A jury dismissed most claims against former San Diego Mayor Bob Filner in a sex harassment lawsuit Wednesday, but did say the woman accusing Filner was subject to unwanted contact because she was a woman.
It took the jury only a few hours to come back with a verdict Wednesday following five days of testimony regarding allegations made by a City of San Diego employee that she was inappropriately touched by the former mayor at a city event.
Stacy McKenzie, a manager for the City Parks and Recreation department, claimed that Filner grabbed her from behind at an April 2013 parks event and touched her inappropriately.
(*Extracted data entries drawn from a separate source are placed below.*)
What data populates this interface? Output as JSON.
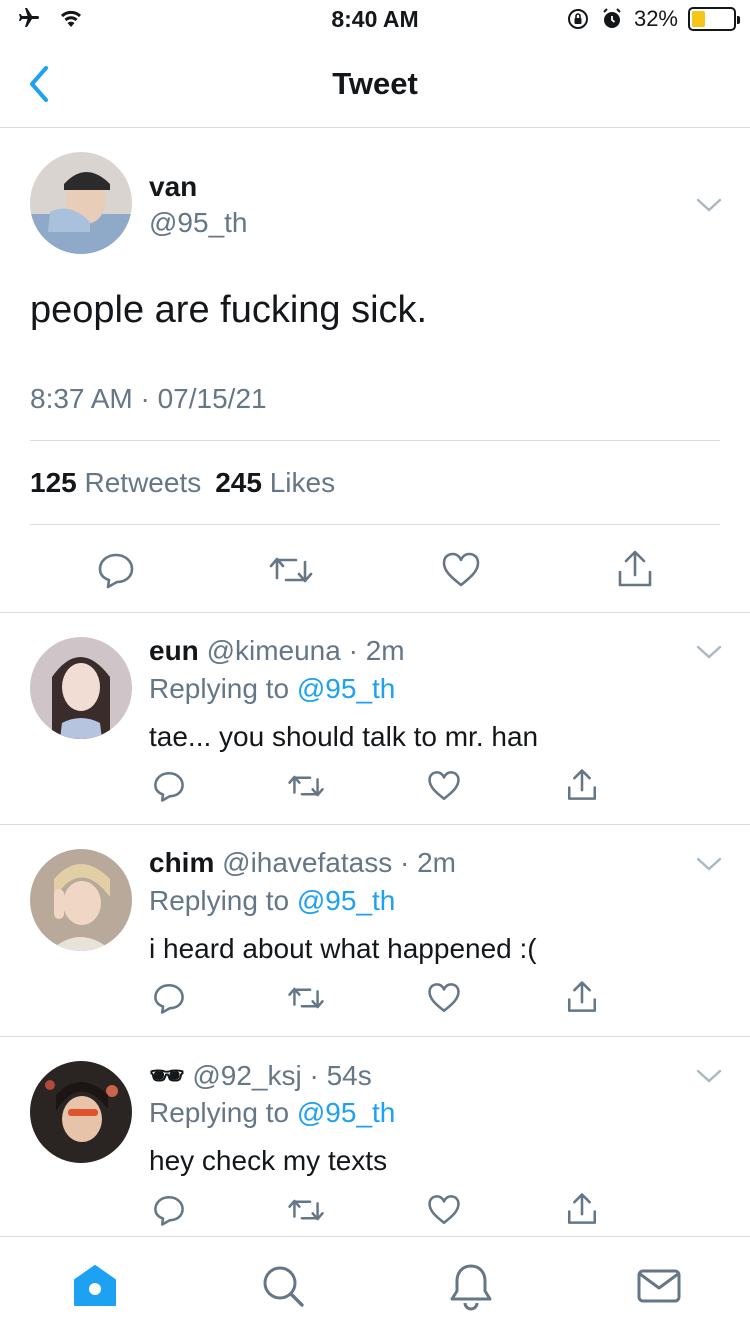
{
  "status_bar": {
    "time": "8:40 AM",
    "battery_text": "32%",
    "battery_level": 0.32,
    "battery_color": "#f5c518"
  },
  "nav": {
    "title": "Tweet",
    "back_icon": "chevron-left-icon"
  },
  "main_tweet": {
    "name": "van",
    "handle": "@95_th",
    "text": "people are fucking sick.",
    "meta": "8:37 AM · 07/15/21",
    "retweet_count": "125",
    "retweet_label": "Retweets",
    "like_count": "245",
    "like_label": "Likes"
  },
  "replies": [
    {
      "name": "eun",
      "handle": "@kimeuna",
      "time": "· 2m",
      "replying_prefix": "Replying to",
      "replying_to": "@95_th",
      "text": "tae... you should talk to mr. han"
    },
    {
      "name": "chim",
      "handle": "@ihavefatass",
      "time": "· 2m",
      "replying_prefix": "Replying to",
      "replying_to": "@95_th",
      "text": "i heard about what happened :("
    },
    {
      "name": "🕶",
      "handle": "@92_ksj",
      "time": "· 54s",
      "replying_prefix": "Replying to",
      "replying_to": "@95_th",
      "text": "hey check my texts"
    }
  ],
  "tab_bar": [
    "home-icon",
    "search-icon",
    "notifications-icon",
    "messages-icon"
  ],
  "colors": {
    "accent": "#1da1f2",
    "secondary_text": "#657786",
    "divider": "#d8dde1"
  }
}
During deliberations, jurors considered 20 questions with subparts that involve three areas: sexual battery, harassment and damages.
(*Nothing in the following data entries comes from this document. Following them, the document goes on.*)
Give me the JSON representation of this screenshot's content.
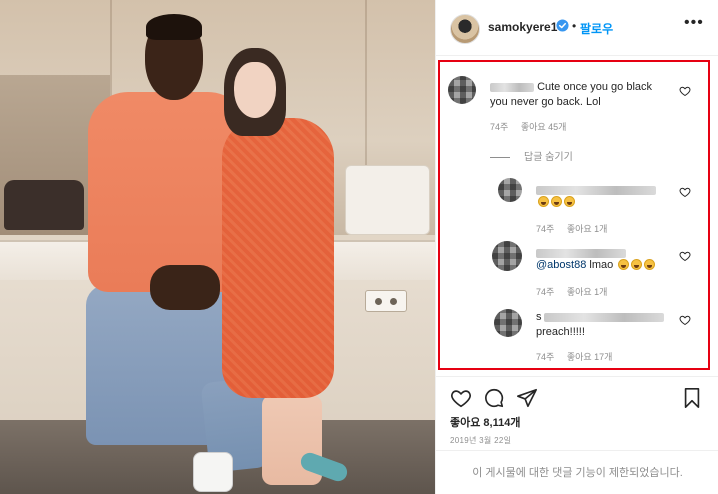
{
  "post": {
    "username": "samokyere1",
    "separator": "•",
    "follow_label": "팔로우",
    "more_label": "•••"
  },
  "comments": [
    {
      "text": "Cute once you go black you never go back. Lol",
      "time": "74주",
      "likes": "좋아요 45개",
      "hide_replies": "답글 숨기기"
    }
  ],
  "replies": [
    {
      "time": "74주",
      "likes": "좋아요 1개",
      "emoji": [
        "rofl-emoji",
        "rofl-emoji",
        "rofl-emoji"
      ]
    },
    {
      "mention": "@abost88",
      "text": " lmao",
      "time": "74주",
      "likes": "좋아요 1개",
      "emoji": [
        "joy-emoji",
        "joy-emoji",
        "joy-emoji"
      ]
    },
    {
      "text": "preach!!!!!",
      "prefix": "s",
      "time": "74주",
      "likes": "좋아요 17개"
    }
  ],
  "footer": {
    "likes": "좋아요 8,114개",
    "date": "2019년 3월 22일",
    "comments_restricted": "이 게시물에 대한 댓글 기능이 제한되었습니다."
  },
  "icons": {
    "verified": "verified-badge-icon",
    "heart": "heart-icon",
    "comment": "comment-icon",
    "share": "paper-plane-icon",
    "save": "bookmark-icon"
  },
  "colors": {
    "accent_blue": "#0095f6",
    "highlight_red": "#e60012",
    "muted": "#8e8e8e"
  }
}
In civil trials, a jury finds for or against the defendant based on a preponderance of evidence, not proof beyond a reasonable doubt as in jury trials. In announcing their verdict, the jury dismissed most claims against Filner. Further, jurors did not signal any damages awarded to the plaintiff.
McKenzie told NBC 7 San Diego she was proud of the case.
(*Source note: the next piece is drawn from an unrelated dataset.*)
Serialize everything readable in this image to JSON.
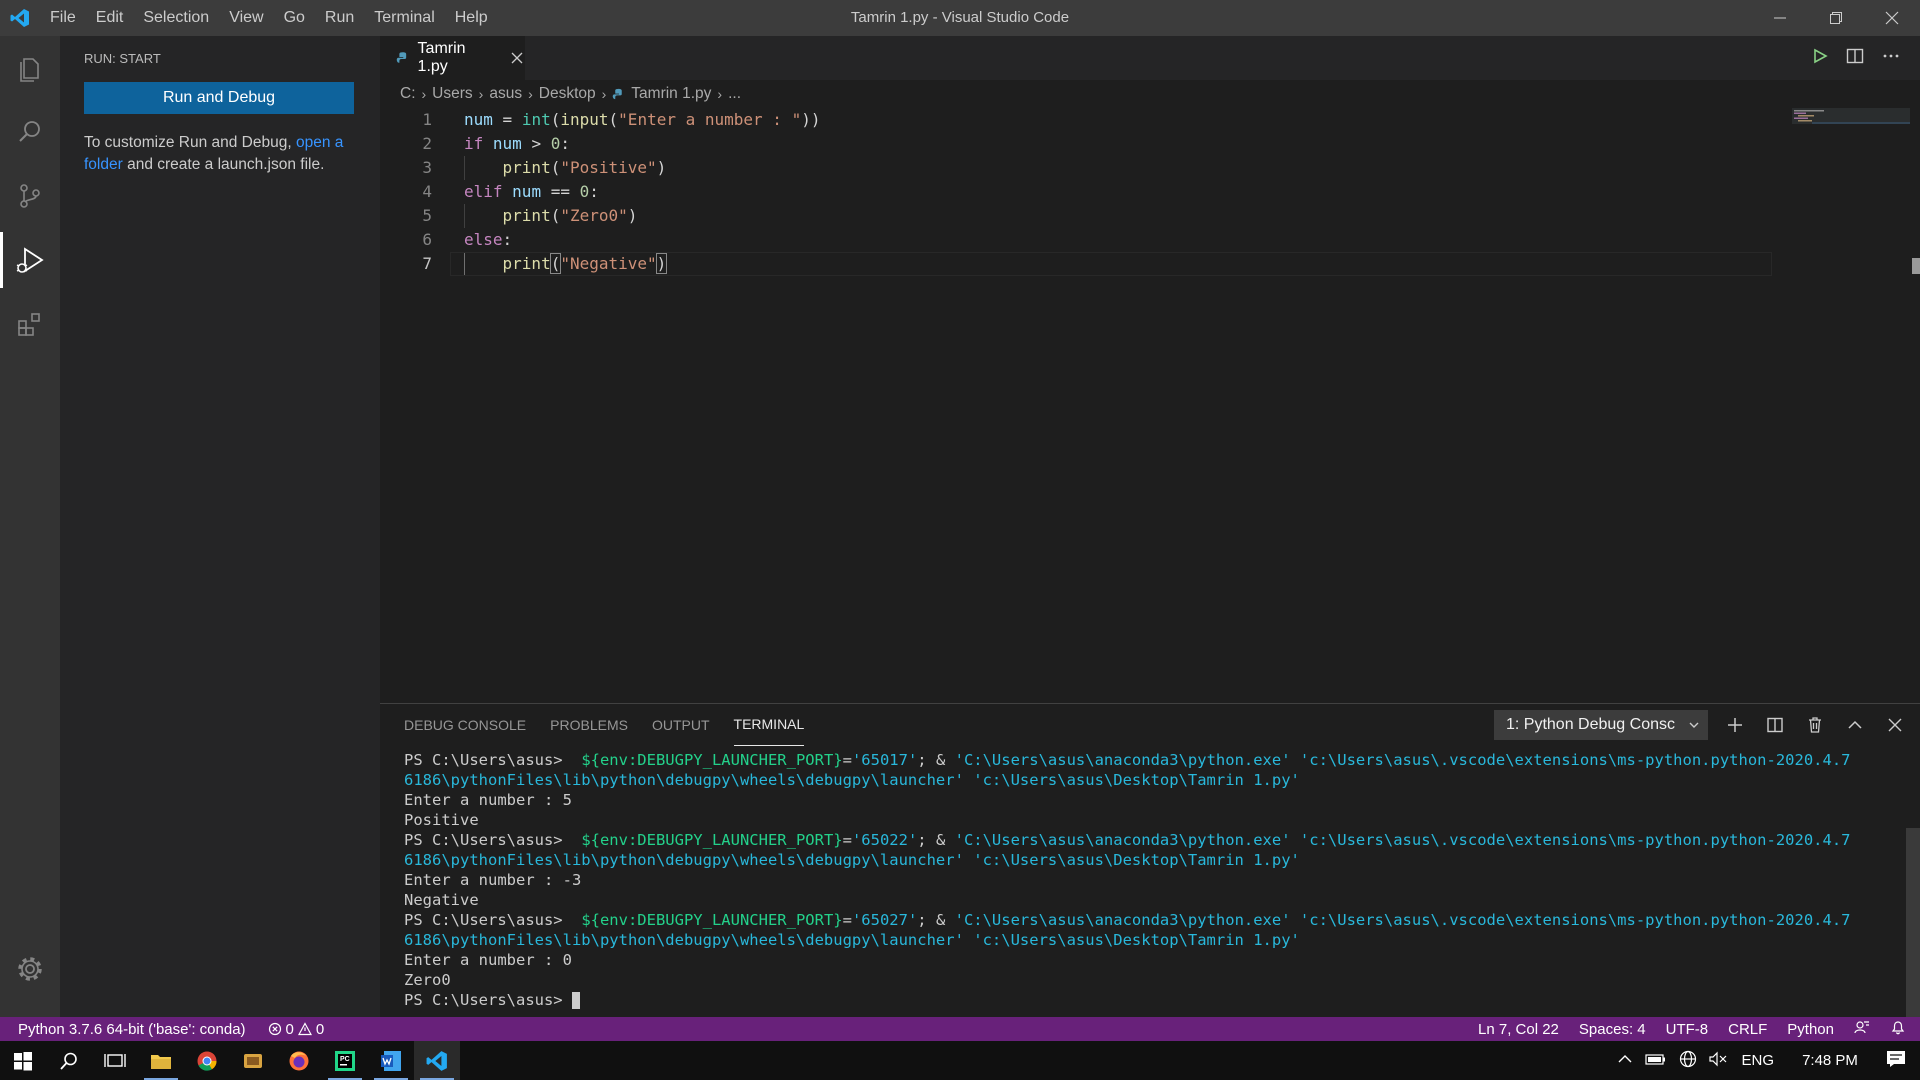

"I think we put folks in the city on notice that we’re not just stand by and take this kind of behavior," she said. "It turned out the way it turned out, but I’m still proud we brought it forward. I think we made a stand and I think we made our statement."
McKenzie's attorney Dan Gilleon said he was disappointed in the jury's decision.
“This case was not about money,” he said. Gilleon previously argued that a fair compensation for his client would be $150,000 for total pain and suffering.
The jury got hung up on a technicality, he said: That the act happened at a park and not in a work environment.
"I just don’t think that the law allows a boss to harass somebody on their day off at the park," Gilleon said. "I think the law is the opposite of that."
Both Filner and the City of San Diego were accused of sexual harassment in the workplace. Only Filner was accused of sexual battery. Under the law, the plaintiff had to prove that Filner intended to cause a harmful or offensive contact with her buttocks or breast. Jurors dismissed this claim.
Only the City of San Diego was accused of failure to prevent sexual harassment in the workplace, and jurors dismissed this claim.
Assistant City Attorney George Schaefer argued jurors saw evidence of emails and other written jokes made by McKenzie after the April 2013 incident.
Schaefer recalled testimony from one witness who said McKenzie characterized Filner's behavior as creepy but did not consider it sexual harassment.
McKenzie testified she suffered anxiety and depression following the parks event.